Structural and photocatalytic properties of perovskite-type (La,Ca)Ti(O,N)3 prepared from A-site deficient precursors

Abstract

Two series of oxide precursors for perovskite-type (La,Ca)Ti(O,N)₃ were prepared by adding Ca²⁺ to A-site deficient LaTiO_3.5 heterogeneously (Ca²⁺-backfilling) or by substituting Ca²⁺ for La³⁺ in stoichiometric LaTiO_3.5 homogeneously (Ca²⁺-substitution).
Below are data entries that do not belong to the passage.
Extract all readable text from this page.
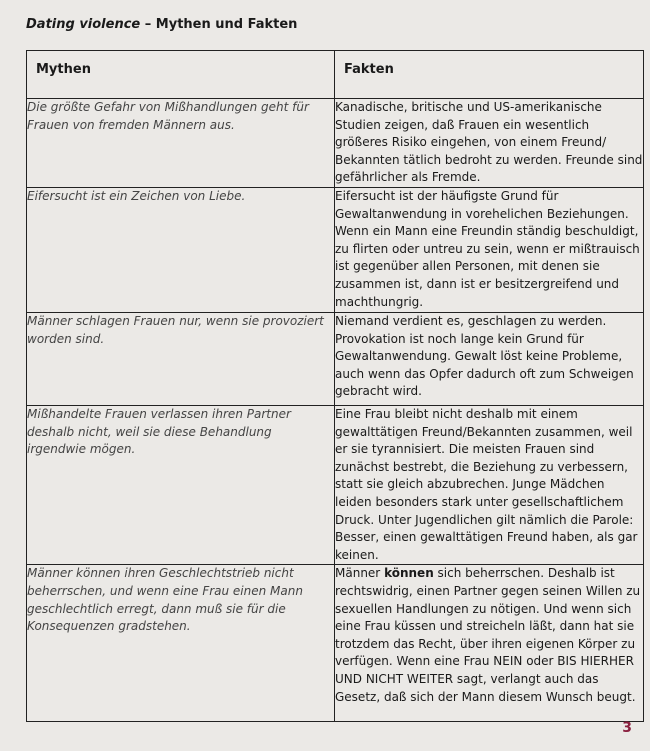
Dating violence – Mythen und Fakten
Mythen	Fakten

Die größte Gefahr von Mißhandlungen geht für Frauen von fremden Männern aus.	Kanadische, britische und US-amerikanische Studien zeigen, daß Frauen ein wesentlich größeres Risiko eingehen, von einem Freund/ Bekannten tätlich bedroht zu werden. Freunde sind gefährlicher als Fremde.
Eifersucht ist ein Zeichen von Liebe.	Eifersucht ist der häufigste Grund für Gewaltanwendung in vorehelichen Beziehungen. Wenn ein Mann eine Freundin ständig beschuldigt, zu flirten oder untreu zu sein, wenn er mißtrauisch ist gegenüber allen Personen, mit denen sie zusammen ist, dann ist er besitzergreifend und machthungrig.
Männer schlagen Frauen nur, wenn sie provoziert worden sind.	Niemand verdient es, geschlagen zu werden. Provokation ist noch lange kein Grund für Gewaltanwendung. Gewalt löst keine Probleme, auch wenn das Opfer dadurch oft zum Schweigen gebracht wird.
Mißhandelte Frauen verlassen ihren Partner deshalb nicht, weil sie diese Behandlung irgendwie mögen.	Eine Frau bleibt nicht deshalb mit einem gewalttätigen Freund/Bekannten zusammen, weil er sie tyrannisiert. Die meisten Frauen sind zunächst bestrebt, die Beziehung zu verbessern, statt sie gleich abzubrechen. Junge Mädchen leiden besonders stark unter gesellschaftlichem Druck. Unter Jugendlichen gilt nämlich die Parole: Besser, einen gewalttätigen Freund haben, als gar keinen.
Männer können ihren Geschlechtstrieb nicht beherrschen, und wenn eine Frau einen Mann geschlechtlich erregt, dann muß sie für die Konsequenzen gradstehen.	Männer können sich beherrschen. Deshalb ist rechtswidrig, einen Partner gegen seinen Willen zu sexuellen Handlungen zu nötigen. Und wenn sich eine Frau küssen und streicheln läßt, dann hat sie trotzdem das Recht, über ihren eigenen Körper zu verfügen. Wenn eine Frau NEIN oder BIS HIERHER UND NICHT WEITER sagt, verlangt auch das Gesetz, daß sich der Mann diesem Wunsch beugt.
3
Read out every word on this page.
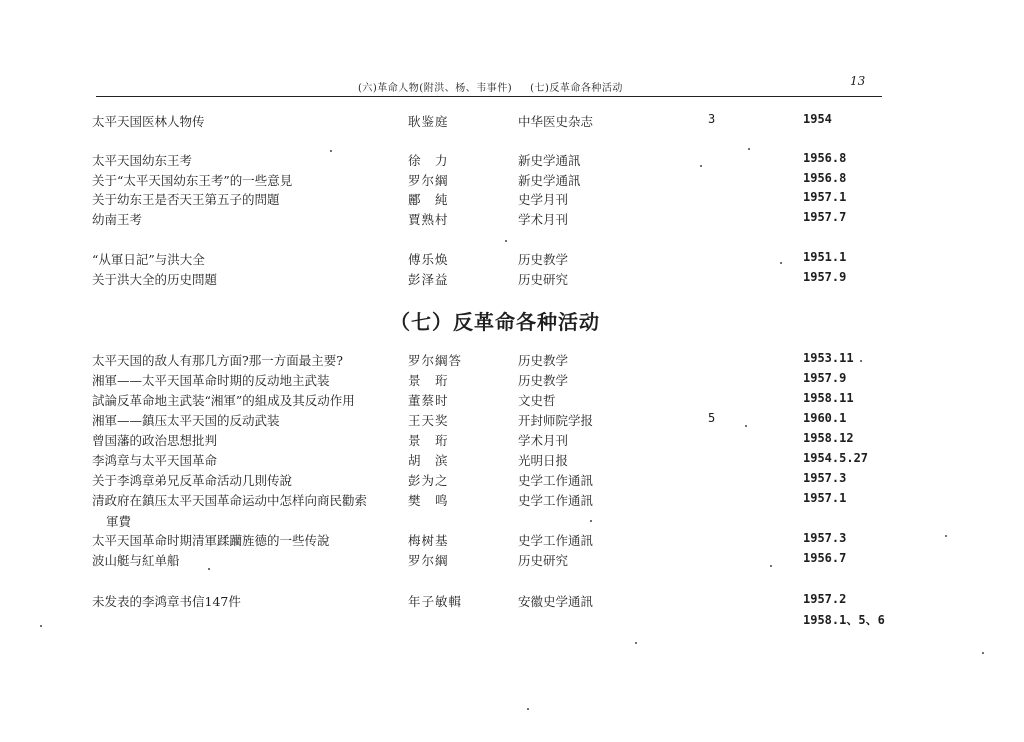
(六)革命人物(附洪、杨、韦事件) (七)反革命各种活动
13
太平天国医林人物传	耿鉴庭	中华医史杂志	3	1954
太平天国幼东王考	徐　力	新史学通訊	1956.8
关于“太平天国幼东王考”的一些意見	罗尔綱	新史学通訊	1956.8
关于幼东王是否天王第五子的問題	酈　純	史学月刊	1957.1
幼南王考	賈熟村	学术月刊	1957.7
“从軍日記”与洪大全	傅乐焕	历史教学	1951.1
关于洪大全的历史問題	彭泽益	历史研究	1957.9
（七）反革命各种活动
太平天国的敌人有那几方面?那一方面最主要?	罗尔綱答	历史教学	1953.11
湘軍——太平天国革命时期的反动地主武装	景　珩	历史教学	1957.9
試論反革命地主武装“湘軍”的組成及其反动作用	董蔡时	文史哲	1958.11
湘軍——鎮压太平天国的反动武装	王天奖	开封师院学报	5	1960.1
曾国藩的政治思想批判	景　珩	学术月刊	1958.12
李鸿章与太平天国革命	胡　滨	光明日报	1954.5.27
关于李鸿章弟兄反革命活动几則传說	彭为之	史学工作通訊	1957.3
清政府在鎮压太平天国革命运动中怎样向商民勸索	樊　鸣	史学工作通訊	1957.1
軍費
太平天国革命时期清軍蹂躪旌德的一些传說	梅树基	史学工作通訊	1957.3
波山艇与紅单船	罗尔綱	历史研究	1956.7
未发表的李鸿章书信147件	年子敏輯	安徽史学通訊	1957.2
1958.1、5、6
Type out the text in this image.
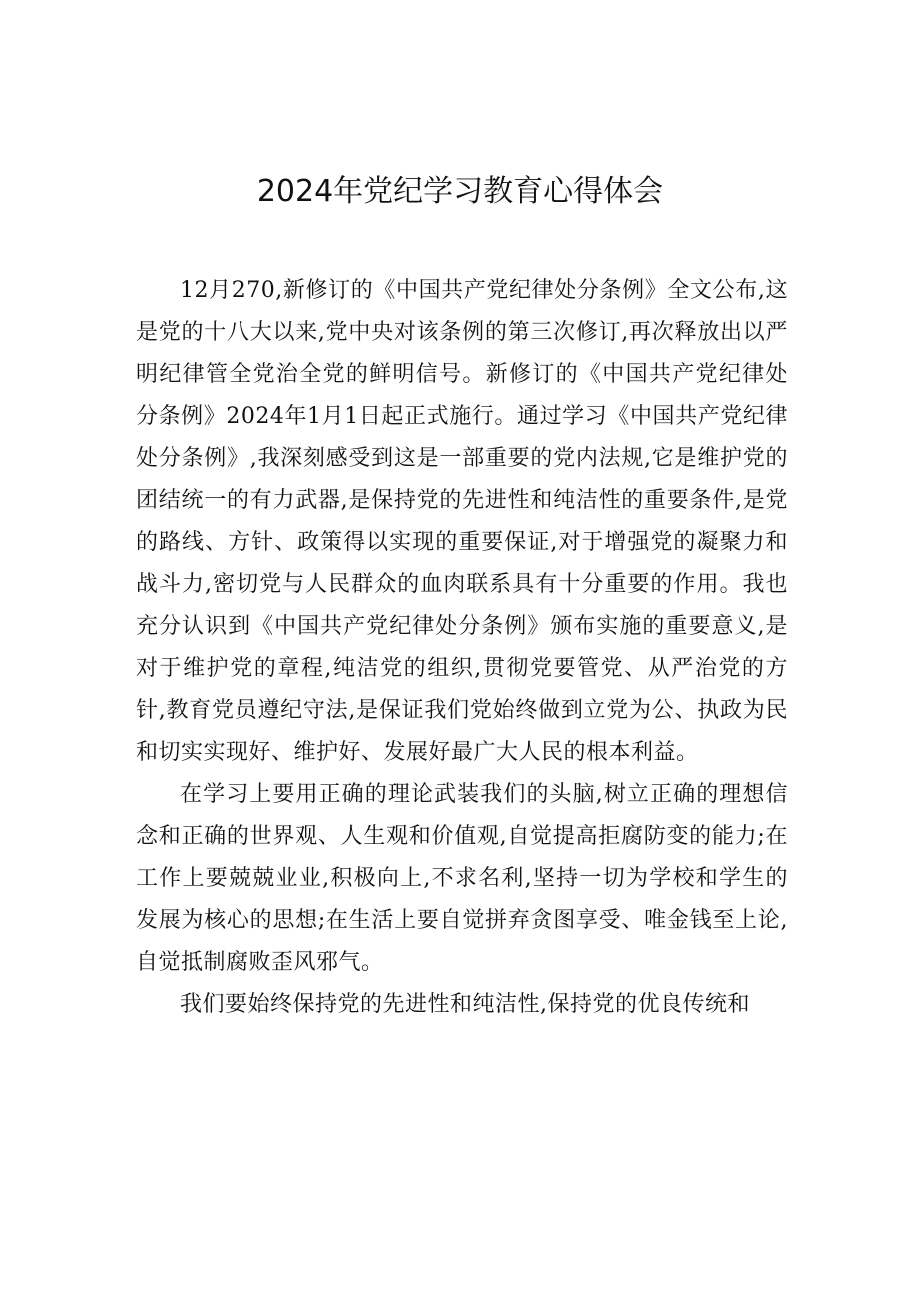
2024年党纪学习教育心得体会

12月270,新修订的《中国共产党纪律处分条例》全文公布,这是党的十八大以来,党中央对该条例的第三次修订,再次释放出以严明纪律管全党治全党的鲜明信号。新修订的《中国共产党纪律处分条例》2024年1月1日起正式施行。通过学习《中国共产党纪律处分条例》,我深刻感受到这是一部重要的党内法规,它是维护党的团结统一的有力武器,是保持党的先进性和纯洁性的重要条件,是党的路线、方针、政策得以实现的重要保证,对于增强党的凝聚力和战斗力,密切党与人民群众的血肉联系具有十分重要的作用。我也充分认识到《中国共产党纪律处分条例》颁布实施的重要意义,是对于维护党的章程,纯洁党的组织,贯彻党要管党、从严治党的方针,教育党员遵纪守法,是保证我们党始终做到立党为公、执政为民和切实实现好、维护好、发展好最广大人民的根本利益。

在学习上要用正确的理论武装我们的头脑,树立正确的理想信念和正确的世界观、人生观和价值观,自觉提高拒腐防变的能力;在工作上要兢兢业业,积极向上,不求名利,坚持一切为学校和学生的发展为核心的思想;在生活上要自觉拼弃贪图享受、唯金钱至上论,自觉抵制腐败歪风邪气。

我们要始终保持党的先进性和纯洁性,保持党的优良传统和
Activity of the resultant (La,Ca)Ti(O,N)₃ for photocatalytic O₂ evolution was tested in the presence of an electron acceptor (Ag⁺) and a superior activity of Ca²⁺-backfilled LaTiO₂N compared to Ca²⁺-substituted LaTiO₂N and unsubstituted LaTiO₂N was demonstrated. X-ray diffraction patterns of the precursor oxides revealed a higher degree of crystallinity in La_1−xTiO_3.5−3x/2 compared to La_1−xCa_xTiO_3.5−x/2. The higher crystallinity in La_1−xTiO_3.5−3x/2 resulted in lower Ti³⁺ defect formation during the ammonolysis reaction. This was evidenced by the lower background absorption of the diffuse reflectance spectra in Ca²⁺-backfilled compared to Ca²⁺-substituted LaTiO₂N. Structural refinement of the diffraction patterns revealed growing crystal sizes with the Ca²⁺ content, which was more pronounced for Ca²⁺-backfilled than for Ca²⁺-substituted LaTiO₂N. Thus, the enhanced photocatalytic activity of Ca²⁺-backfilled LaTiO₂N was related to the quality of the precursor oxides, which influenced the defect concentrations and crystallite sizes of the resulting oxynitrides.